The experimental drug that caused the death of Guillaume Molinet was a FAAH inhibitor. The drug trial was started in July of 2015, and was conducted by a French company named Biotrial, for the Portuguese pharmaceutical, Bial. The company is said to have conducted its trial according to regulations, and the outcome of the study was unexpected. Sadly in this case, investigators gave an unnecessary high dose of a drug that was not very effective at blocking pain in the first place, and it resulted in a toxic response. As it turns out the drug was safe at lower doses, and none of the patients in the other treatment groups experienced any adverse outcomes. Essentially, at very high doses a toxic build-up occurs, leading to neurological damage.

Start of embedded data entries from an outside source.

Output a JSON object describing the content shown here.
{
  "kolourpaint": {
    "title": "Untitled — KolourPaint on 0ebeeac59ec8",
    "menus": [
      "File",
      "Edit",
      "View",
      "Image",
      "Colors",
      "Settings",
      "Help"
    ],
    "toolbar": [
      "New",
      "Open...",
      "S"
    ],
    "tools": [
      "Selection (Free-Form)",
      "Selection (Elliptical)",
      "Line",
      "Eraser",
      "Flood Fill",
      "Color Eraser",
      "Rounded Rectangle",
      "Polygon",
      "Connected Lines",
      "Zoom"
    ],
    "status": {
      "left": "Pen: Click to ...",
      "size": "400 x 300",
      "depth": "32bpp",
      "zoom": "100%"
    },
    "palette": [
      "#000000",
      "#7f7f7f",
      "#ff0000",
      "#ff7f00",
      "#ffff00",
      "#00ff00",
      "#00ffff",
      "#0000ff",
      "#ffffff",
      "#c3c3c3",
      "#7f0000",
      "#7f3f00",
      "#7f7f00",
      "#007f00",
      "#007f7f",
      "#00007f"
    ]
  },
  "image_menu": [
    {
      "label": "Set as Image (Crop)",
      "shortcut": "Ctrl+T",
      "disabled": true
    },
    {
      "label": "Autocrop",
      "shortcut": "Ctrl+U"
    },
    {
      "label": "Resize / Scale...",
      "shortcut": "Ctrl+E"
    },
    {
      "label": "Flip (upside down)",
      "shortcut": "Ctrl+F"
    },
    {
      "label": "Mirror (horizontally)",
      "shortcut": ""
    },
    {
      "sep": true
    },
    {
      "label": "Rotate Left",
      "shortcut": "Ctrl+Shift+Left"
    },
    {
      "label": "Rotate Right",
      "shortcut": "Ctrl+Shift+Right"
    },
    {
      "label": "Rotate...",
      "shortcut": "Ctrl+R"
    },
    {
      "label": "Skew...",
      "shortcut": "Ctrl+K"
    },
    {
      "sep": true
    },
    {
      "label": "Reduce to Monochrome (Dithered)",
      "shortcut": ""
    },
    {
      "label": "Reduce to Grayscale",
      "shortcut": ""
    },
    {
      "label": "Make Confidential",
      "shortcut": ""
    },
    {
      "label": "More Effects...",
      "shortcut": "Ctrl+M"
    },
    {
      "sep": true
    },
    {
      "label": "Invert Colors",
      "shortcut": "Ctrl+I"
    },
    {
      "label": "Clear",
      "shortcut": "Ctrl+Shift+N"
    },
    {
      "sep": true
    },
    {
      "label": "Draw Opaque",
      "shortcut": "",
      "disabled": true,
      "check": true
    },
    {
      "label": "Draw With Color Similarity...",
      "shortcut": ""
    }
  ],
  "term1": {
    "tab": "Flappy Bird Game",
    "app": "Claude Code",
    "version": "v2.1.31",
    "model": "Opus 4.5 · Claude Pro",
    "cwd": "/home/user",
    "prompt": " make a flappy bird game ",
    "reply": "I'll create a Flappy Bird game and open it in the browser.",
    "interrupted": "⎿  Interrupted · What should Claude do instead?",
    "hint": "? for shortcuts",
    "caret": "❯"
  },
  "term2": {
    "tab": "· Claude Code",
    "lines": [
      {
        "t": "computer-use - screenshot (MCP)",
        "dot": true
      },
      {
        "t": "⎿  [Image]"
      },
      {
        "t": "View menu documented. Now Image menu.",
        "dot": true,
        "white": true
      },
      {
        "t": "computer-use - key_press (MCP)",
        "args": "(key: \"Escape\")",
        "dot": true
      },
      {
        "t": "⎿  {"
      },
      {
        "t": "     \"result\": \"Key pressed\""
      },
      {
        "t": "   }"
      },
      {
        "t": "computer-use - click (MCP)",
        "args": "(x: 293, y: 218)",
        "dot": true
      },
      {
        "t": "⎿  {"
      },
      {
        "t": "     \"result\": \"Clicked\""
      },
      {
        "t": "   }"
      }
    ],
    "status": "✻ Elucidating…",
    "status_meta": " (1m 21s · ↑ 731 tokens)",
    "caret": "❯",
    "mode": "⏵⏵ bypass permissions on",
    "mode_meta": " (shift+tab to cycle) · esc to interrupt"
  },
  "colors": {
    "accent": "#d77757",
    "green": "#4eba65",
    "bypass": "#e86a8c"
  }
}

All FAAH inhibitors are not alike, and their efficacy and safety vary. Many FAAH inhibitors and synthetic cannabinoids have been investigated for use as new drugs in the management of pain and inflammation associated with such diseases as: Epilepsy, Diabetes, Atopic Dermatitis, Alzheimer’s disease, and Multiple Sclerosis. Some promising compounds have even advanced to phase II clinical trials.